Commodity Weather Group Weekend Summary

In the Midwest/South, weekend rains were near expectations and scattered across the far northwest Midwest, Great Lakes, and TN Valley, favoring parts of southern ND, west-central MN, eastern WI, south-central MI, northern IN, far northeast IL, far northwest OH, south-central TN, and northwest AL.

Showers build in the northwest through Tuesday, scattering farther to the east from late Monday through Wednesday as well. While a few dry patches may still linger (10% of belt) in mainly northern ND and along the eastern edge of the belt, the rains aid late corn/soy growth in much of the belt.

Showers are not as extensive in the 6 to 15 day but still occur, particularly in the west. Rains also are more likely to reach into the Delta/Southeast by the latter 1/2 of this week, reducing dry spots to well under 1/4 of the Delta and aiding late soy growth elsewhere.

Highs reached into the mid-90s to near 100 F on Friday into central SD and to the ND/MN border, but readings have moderated. 90s will mainly be possible from the South into the southern/western Plains in the next 2 weeks. The CFS guidance is both warmer and wetter since Friday but favors the northwest Midwest most for rainfall.

In the N. Plains/Canada, weekend rains favored southern ND, central MN, central/northeast Alberta, and northern Saskatchewan, with the heaviest totals in central Alberta. Additional rains favor the southern edge of the N. Plains through Tuesday and similar areas in Canada to finish the week. Another rain event slows N. Plains harvest at the start of the 6 to 10 day, but the entire region otherwise quiets down to aid harvest until the 16 to 30 day.

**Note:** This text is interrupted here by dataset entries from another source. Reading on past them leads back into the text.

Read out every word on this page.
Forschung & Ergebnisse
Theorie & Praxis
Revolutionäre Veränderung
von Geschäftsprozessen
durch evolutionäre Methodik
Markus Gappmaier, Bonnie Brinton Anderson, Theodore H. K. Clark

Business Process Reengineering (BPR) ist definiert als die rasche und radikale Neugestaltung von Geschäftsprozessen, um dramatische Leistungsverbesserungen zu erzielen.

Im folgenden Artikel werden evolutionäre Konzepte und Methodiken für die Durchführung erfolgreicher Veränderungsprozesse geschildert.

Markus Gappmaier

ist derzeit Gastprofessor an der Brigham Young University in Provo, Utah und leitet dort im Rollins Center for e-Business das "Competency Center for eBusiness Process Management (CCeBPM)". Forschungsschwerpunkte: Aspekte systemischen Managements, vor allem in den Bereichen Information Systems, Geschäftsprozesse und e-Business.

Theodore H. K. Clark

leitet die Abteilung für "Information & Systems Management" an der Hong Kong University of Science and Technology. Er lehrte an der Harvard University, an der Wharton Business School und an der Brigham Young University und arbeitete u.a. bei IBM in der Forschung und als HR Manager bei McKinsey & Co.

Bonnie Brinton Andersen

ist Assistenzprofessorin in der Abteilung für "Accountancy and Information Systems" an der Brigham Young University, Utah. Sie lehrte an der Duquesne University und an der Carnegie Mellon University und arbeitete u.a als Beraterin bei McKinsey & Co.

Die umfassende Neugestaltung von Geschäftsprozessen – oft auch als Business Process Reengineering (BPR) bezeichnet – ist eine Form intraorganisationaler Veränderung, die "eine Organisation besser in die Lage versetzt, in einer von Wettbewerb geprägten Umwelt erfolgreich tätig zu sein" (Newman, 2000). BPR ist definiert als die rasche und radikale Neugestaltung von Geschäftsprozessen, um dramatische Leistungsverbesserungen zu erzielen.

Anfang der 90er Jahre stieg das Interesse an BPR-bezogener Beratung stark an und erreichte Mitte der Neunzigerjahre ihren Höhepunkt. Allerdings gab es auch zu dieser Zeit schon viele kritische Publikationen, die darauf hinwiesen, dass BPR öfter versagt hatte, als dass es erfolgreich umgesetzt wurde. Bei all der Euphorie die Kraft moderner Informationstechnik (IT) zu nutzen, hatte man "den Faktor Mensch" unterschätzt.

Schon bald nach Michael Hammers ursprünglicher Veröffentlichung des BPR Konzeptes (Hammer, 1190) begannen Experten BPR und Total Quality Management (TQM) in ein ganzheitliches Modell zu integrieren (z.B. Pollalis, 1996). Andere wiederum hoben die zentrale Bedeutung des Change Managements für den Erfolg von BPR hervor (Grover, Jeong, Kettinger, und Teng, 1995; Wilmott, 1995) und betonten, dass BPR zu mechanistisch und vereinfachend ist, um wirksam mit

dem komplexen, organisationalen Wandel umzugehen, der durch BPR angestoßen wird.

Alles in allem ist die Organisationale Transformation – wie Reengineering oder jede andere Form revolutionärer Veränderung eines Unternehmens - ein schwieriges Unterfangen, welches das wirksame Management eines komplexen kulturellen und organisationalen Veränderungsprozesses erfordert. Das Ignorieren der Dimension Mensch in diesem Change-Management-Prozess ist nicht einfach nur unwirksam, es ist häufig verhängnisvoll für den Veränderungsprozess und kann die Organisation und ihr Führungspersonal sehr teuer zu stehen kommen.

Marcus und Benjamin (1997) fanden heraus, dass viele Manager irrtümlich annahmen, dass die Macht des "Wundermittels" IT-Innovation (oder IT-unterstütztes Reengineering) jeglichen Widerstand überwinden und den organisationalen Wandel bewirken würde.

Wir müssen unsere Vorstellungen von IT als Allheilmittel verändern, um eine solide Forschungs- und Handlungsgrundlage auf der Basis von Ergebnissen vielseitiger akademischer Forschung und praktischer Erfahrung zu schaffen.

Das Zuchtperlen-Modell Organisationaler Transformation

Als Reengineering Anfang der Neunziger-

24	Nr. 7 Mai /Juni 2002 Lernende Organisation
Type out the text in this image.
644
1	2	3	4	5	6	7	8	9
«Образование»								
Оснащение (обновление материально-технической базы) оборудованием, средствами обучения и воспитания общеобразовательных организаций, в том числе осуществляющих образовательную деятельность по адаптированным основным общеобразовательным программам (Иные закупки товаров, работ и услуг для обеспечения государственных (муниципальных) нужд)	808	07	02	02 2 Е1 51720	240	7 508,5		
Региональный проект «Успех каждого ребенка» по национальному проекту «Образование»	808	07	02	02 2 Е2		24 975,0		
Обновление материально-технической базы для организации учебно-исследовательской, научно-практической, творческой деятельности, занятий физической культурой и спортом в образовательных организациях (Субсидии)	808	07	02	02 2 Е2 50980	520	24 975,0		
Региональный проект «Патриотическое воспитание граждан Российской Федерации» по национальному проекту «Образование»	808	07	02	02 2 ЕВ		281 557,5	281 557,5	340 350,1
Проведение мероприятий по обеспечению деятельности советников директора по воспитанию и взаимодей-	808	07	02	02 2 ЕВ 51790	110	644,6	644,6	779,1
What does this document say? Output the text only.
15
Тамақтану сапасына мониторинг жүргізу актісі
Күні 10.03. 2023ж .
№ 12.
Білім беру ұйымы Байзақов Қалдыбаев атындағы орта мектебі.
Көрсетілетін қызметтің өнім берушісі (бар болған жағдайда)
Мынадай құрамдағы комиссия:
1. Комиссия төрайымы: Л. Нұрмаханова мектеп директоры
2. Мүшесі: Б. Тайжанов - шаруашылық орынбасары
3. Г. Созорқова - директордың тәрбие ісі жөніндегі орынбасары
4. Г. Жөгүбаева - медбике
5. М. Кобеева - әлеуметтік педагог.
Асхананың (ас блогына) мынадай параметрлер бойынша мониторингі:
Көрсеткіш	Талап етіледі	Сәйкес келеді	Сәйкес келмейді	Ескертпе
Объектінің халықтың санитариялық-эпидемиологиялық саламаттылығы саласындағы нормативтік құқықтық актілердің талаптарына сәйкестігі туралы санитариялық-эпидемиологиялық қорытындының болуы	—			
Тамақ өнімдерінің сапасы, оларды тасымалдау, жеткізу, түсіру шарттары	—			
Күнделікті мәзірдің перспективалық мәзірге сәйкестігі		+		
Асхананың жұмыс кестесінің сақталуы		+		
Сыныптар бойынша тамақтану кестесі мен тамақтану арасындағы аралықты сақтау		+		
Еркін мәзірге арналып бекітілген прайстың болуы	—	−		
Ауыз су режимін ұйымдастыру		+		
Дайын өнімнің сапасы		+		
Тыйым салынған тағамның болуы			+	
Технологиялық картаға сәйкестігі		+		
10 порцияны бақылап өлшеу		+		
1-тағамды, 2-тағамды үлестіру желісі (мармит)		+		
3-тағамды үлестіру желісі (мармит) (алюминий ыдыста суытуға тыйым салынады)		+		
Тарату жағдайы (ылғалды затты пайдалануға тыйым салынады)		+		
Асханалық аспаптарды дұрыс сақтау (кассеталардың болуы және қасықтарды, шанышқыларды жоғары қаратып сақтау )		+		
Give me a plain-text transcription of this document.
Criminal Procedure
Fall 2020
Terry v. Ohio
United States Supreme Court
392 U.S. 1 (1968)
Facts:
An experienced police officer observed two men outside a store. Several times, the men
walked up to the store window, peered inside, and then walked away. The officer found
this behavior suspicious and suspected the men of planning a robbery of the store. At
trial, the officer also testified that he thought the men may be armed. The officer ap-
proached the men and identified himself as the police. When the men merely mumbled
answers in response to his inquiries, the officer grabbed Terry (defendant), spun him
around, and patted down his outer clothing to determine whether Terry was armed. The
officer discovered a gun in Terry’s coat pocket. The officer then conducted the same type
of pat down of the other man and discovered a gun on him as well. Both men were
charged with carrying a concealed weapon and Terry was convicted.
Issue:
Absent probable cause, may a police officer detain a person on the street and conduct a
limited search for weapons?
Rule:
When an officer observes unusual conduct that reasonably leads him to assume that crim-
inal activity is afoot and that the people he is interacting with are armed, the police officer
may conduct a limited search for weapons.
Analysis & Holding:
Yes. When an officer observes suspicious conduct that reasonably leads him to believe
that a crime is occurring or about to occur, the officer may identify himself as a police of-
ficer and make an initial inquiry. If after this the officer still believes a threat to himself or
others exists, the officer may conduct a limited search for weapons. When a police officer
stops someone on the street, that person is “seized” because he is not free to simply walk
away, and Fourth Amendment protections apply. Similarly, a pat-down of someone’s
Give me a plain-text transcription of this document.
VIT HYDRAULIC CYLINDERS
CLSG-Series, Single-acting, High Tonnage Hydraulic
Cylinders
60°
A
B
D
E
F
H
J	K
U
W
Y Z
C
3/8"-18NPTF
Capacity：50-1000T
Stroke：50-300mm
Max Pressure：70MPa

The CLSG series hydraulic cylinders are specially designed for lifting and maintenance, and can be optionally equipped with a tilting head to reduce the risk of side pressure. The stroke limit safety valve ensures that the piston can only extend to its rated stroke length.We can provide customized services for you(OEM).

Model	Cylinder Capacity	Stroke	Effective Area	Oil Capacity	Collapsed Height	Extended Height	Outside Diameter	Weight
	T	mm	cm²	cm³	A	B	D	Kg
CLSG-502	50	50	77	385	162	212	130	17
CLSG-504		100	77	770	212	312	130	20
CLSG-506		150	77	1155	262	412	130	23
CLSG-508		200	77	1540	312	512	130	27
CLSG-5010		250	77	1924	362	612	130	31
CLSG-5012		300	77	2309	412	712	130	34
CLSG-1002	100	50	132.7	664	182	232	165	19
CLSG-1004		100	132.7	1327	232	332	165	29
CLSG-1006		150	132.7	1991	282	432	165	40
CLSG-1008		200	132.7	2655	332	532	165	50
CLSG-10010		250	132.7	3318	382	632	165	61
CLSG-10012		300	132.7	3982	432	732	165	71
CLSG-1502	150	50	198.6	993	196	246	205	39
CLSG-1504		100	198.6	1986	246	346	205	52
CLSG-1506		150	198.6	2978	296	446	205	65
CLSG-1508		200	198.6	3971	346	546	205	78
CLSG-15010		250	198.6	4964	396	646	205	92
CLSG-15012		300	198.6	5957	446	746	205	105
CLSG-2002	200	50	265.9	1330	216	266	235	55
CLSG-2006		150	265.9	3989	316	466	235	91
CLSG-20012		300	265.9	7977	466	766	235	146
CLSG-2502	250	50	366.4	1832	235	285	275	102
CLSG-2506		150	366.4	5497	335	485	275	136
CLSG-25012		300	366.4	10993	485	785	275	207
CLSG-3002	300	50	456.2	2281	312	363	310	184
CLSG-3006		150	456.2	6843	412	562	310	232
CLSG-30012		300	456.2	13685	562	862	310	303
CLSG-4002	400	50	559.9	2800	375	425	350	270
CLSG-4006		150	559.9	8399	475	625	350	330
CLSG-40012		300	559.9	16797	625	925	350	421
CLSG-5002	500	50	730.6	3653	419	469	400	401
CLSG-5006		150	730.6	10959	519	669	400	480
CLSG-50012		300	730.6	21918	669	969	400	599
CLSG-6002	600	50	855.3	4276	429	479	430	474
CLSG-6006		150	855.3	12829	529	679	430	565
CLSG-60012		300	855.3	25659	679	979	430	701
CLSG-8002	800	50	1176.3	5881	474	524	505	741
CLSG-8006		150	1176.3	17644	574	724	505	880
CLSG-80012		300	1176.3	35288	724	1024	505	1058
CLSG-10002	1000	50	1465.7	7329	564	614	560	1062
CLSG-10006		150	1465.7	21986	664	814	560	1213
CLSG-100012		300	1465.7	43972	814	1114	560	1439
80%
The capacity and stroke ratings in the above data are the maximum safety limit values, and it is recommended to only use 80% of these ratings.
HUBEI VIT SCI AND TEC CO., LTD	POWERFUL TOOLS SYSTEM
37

Cold air remains possible in northern Alberta on Friday/Saturday mornings and again a week later. While still a marginal threat, some reduction in oil content is possible in the northwest 10% of the Canadian canola.

 

All opinions expressed in this commentary are solely those of Water Street Advisory. This data and these comments are provided for information purposes only and are not intended to be used for specific trading strategies. Although all information is believed to be reliable, we cannot guarantee its accuracy or completeness. There is significant risk of loss involved in commodity futures and options trading and may not be suitable for all investors.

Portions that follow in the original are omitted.